About The Overnight Carry Trade Implosion: Basics

We had an interesting trading session across FX, rates, metals and equity indices today. With the reversal of the Yen’s direction, we can clearly see what is moving the equity markets, in particular, but risk assets, in general. If you are not familiar with the carry trade convention in the foreign exchange markets, then allow me to inform you:

The carry trade is a foreign exchange transaction whereby an entity buys a higher yielding currency, while selling the lower yielding currency. That is, the entity receives an interest rate differential, the rollover rate of interest, for holding the higher yielding currency while funding the transaction with a lower yielding currency. The rollover interest rate for each currency is based on the overnight rate for the respective country that the currency is tied to.

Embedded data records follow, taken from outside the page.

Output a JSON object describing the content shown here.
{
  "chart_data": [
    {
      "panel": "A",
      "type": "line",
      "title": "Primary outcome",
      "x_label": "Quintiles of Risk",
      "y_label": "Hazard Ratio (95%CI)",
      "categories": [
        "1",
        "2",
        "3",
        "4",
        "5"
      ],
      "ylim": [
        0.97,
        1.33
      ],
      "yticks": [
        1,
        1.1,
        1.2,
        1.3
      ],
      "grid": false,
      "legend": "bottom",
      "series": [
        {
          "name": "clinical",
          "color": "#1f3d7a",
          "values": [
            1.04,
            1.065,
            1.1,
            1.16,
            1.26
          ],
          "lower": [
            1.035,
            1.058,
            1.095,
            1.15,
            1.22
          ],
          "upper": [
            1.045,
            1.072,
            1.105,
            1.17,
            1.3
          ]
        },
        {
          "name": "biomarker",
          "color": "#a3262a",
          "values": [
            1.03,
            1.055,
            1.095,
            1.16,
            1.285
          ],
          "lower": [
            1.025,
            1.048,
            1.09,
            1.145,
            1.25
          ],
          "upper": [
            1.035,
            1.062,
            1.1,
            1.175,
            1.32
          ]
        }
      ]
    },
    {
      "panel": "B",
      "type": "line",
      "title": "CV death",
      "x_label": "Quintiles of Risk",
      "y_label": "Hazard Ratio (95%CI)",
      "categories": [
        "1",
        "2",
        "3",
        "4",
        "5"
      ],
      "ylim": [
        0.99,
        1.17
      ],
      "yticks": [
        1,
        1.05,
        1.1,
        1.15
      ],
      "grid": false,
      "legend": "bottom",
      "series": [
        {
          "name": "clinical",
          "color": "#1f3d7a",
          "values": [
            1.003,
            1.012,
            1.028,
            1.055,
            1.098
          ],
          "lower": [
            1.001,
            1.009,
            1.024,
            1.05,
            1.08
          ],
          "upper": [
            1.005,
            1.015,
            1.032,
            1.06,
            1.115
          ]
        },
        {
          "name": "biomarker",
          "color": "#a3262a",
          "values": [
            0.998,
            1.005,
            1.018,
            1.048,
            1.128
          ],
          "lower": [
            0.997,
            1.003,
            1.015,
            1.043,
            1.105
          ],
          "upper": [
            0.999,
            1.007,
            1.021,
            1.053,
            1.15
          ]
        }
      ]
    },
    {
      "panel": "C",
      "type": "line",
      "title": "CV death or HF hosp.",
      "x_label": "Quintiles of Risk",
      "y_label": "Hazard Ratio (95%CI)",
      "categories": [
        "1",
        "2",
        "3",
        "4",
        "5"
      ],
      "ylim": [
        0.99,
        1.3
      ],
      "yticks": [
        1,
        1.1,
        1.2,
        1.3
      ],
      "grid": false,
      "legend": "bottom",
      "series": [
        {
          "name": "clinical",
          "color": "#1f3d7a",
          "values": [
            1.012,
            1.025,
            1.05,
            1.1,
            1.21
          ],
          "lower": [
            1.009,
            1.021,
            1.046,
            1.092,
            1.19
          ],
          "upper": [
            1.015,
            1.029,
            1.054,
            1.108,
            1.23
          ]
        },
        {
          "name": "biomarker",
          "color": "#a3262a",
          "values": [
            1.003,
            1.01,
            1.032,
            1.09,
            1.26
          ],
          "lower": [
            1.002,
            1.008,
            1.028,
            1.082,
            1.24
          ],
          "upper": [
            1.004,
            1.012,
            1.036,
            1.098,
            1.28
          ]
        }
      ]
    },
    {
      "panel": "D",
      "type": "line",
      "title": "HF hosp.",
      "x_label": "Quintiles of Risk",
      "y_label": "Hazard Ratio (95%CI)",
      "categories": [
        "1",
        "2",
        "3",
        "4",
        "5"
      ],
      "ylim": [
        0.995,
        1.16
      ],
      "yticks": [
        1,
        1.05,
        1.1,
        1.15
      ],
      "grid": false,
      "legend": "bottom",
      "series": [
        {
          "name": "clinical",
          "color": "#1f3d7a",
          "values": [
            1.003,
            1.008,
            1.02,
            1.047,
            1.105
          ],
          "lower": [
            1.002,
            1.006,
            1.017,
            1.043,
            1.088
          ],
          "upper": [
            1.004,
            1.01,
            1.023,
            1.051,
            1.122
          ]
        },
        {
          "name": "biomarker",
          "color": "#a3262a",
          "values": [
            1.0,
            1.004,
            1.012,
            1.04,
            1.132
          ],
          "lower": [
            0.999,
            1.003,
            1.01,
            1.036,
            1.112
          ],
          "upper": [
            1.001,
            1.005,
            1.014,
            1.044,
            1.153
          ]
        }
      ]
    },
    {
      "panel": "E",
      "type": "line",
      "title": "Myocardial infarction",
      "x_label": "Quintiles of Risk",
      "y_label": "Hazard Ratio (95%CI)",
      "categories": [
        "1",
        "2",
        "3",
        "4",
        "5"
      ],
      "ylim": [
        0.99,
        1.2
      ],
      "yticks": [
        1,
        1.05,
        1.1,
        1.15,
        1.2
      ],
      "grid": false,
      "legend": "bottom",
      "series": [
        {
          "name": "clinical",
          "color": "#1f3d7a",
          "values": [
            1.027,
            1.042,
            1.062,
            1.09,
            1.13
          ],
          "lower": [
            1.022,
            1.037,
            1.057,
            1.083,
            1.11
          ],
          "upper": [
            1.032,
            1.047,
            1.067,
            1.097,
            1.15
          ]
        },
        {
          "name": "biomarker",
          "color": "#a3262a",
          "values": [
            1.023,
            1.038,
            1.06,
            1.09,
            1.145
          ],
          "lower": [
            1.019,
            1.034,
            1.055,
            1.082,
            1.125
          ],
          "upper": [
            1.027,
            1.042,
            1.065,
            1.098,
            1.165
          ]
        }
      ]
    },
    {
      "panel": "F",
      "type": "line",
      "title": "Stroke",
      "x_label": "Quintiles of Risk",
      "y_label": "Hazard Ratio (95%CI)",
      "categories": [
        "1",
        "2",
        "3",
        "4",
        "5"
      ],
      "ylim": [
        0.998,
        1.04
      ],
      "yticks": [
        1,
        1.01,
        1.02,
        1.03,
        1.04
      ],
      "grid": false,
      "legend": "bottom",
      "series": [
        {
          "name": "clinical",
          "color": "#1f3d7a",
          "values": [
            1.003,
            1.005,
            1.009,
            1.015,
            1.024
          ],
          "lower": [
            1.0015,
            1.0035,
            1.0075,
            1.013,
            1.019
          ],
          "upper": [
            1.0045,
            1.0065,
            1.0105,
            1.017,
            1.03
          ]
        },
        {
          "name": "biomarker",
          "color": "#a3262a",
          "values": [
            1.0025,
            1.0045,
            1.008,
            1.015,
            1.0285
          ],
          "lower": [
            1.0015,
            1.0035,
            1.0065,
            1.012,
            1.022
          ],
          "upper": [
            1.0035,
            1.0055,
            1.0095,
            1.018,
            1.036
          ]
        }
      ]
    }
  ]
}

What does this mean to equities, or risk assets across the board? It is rather simple really: entities obtain leverage on collateral to conduct said carry trade, on margin of course. Therefore, when you see the USDJPY pair going negative it should be no surprise to you to see SPX going red as entities are exiting USDJPY longs by selling equities, for example. You can look at this via any other major currency pair that contains the JPY as the quote currency; i.e. the currency that is being sold.

Why does this matter? I think it is simple enough to understand and believe that an entity needs currency to conduct any transaction in any market. There should be nothing to discuss in that respect. Therefore, an entity that is looking to purchase assets in equity markets, whether in the US, GB, DE, AU, etc, will need to obtain the respective currency to attain said equity. With respect to the US Treasury markets, it is plain to see that when the USDJPY pair sells off, entities are looking to purchase their collateral back; i.e. US Treasury’s. Hence, the price action in relation to those instruments in the market.

I hope this sheds some light into the bigger and more realistic picture of how markets actually work. Thanks for reading.